The Ohio State University Wexner Medical Center, Columbus, Ohio.
Perelman School of Medicine, University of Pennsylvania, Philadelphia, Pennsylvania.
J Bone Joint Surg Am. 2019 Mar 6;101(5):384-391. doi: 10.2106/JBJS.18.00502.
Preoperative opioid use results in adverse outcomes and higher costs after elective surgery. However, duration thresholds for higher risk are not entirely known. Therefore, the purpose of our study was to determine the number and duration of preoperative opioid prescriptions in order to estimate the risk of postoperative adverse events after major joint replacement and lumbar fusion.
National insurance claims data (2007 to September 30, 2015) were used to identify primary total knee arthroplasties (TKAs), total hip arthroplasties (THAs), and 1 or 2-level posterior lumbar fusions (PLFs) performed for degenerative disease. The effect of preoperative opioid burden (naive, ≤3 months, >3 to 6 months, >6 months but stopped 3 months before surgery, and >6 months of continuous use) on the risks of various adverse outcomes was studied using Cox proportional hazards analysis with adjustment for demographic and clinical covariates.

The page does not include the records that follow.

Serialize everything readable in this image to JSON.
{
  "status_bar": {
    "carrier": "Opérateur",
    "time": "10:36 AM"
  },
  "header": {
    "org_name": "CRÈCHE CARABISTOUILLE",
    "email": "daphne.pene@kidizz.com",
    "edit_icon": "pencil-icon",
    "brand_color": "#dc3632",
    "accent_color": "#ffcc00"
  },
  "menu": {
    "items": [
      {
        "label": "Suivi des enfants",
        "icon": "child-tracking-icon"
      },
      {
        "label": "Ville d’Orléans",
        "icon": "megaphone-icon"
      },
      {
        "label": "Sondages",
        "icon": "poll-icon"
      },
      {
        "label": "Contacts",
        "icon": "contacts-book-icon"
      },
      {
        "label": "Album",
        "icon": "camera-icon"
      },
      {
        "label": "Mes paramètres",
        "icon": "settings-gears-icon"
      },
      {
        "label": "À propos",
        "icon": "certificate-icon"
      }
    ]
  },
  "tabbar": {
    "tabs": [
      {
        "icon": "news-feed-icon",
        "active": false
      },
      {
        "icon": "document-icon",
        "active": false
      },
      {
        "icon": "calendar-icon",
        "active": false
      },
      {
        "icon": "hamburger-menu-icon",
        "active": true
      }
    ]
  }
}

A total of 58,082 patients stratified into 3 cohorts of 32,667 with TKA, 14,734 with THA, and 10,681 with 1 or 2-level PLF were included for this analysis. A duration of preoperative opioids of >3 months was associated with a higher risk of 90-day emergency department (ED) visits for all causes and readmission after TKA. Preoperative opioid prescription for >6 months was associated with a higher risk of all-cause and pain-related ED visits, wound dehiscence/infection, and hospital readmission within 90 days as well as revision surgery within 1 year after TKA, THA, and PLF. Stopping the opioid prescription 3 months preoperatively for chronic users resulted in a significant reduction in the risk of adverse outcomes, with the greatest impact seen after THA and PLF.
Patients with a preoperative opioid prescription for up to 3 months before a major arthroplasty or a 1 or 2-level lumbar fusion had a similar risk of adverse outcomes as opioid-naive patients. While >6 months of opioid use was associated with a higher risk of adverse outcomes, a 3-month prescription-free period before the surgery appeared to mitigate this risk for chronic users.
Therapeutic Level II. See Instructions for Authors for a complete description of levels of evidence.
择期手术后,术前使用阿片类药物会导致不良后果和更高的成本。然而,高风险的持续时间阈值尚不完全清楚。因此,我们研究的目的是确定术前阿片类药物处方的数量和持续时间,以估计主要关节置换和腰椎融合术后术后不良事件的风险。
使用国家保险索赔数据(2007 年至 2015 年 9 月 30 日)来确定因退行性疾病而行初次全膝关节置换术(TKA)、全髋关节置换术(THA)和 1 或 2 级后路腰椎融合术(PLF)。使用 Cox 比例风险分析,调整人口统计学和临床协变量,研究术前阿片类药物负担(无、≤3 个月、>3-6 个月、>6 个月但在手术前 3 个月停止使用、>6 个月连续使用)对各种不良结局风险的影响。
共纳入 58082 例患者,分为 3 组:32667 例 TKA、14734 例 THA 和 10681 例 1 或 2 级 PLF。术前阿片类药物使用时间超过 3 个月与所有原因的 90 天急诊就诊和 TKA 后再入院风险增加相关。术前阿片类药物处方超过 6 个月与所有原因和与疼痛相关的 ED 就诊、伤口裂开/感染以及 90 天内住院再入院以及 TKA、THA 和 PLF 后 1 年内翻修手术的风险增加相关。慢性使用者术前停止阿片类药物处方 3 个月可显著降低不良结局的风险,THA 和 PLF 术后影响最大。
在主要关节置换术或 1 或 2 级腰椎融合术前使用阿片类药物处方长达 3 个月的患者与阿片类药物无使用史的患者不良结局风险相似。虽然 >6 个月的阿片类药物使用与不良结局风险增加相关,但手术前 3 个月的无处方期似乎减轻了慢性使用者的这种风险。
治疗性 II 级。请参阅作者说明,以获取完整的证据水平描述。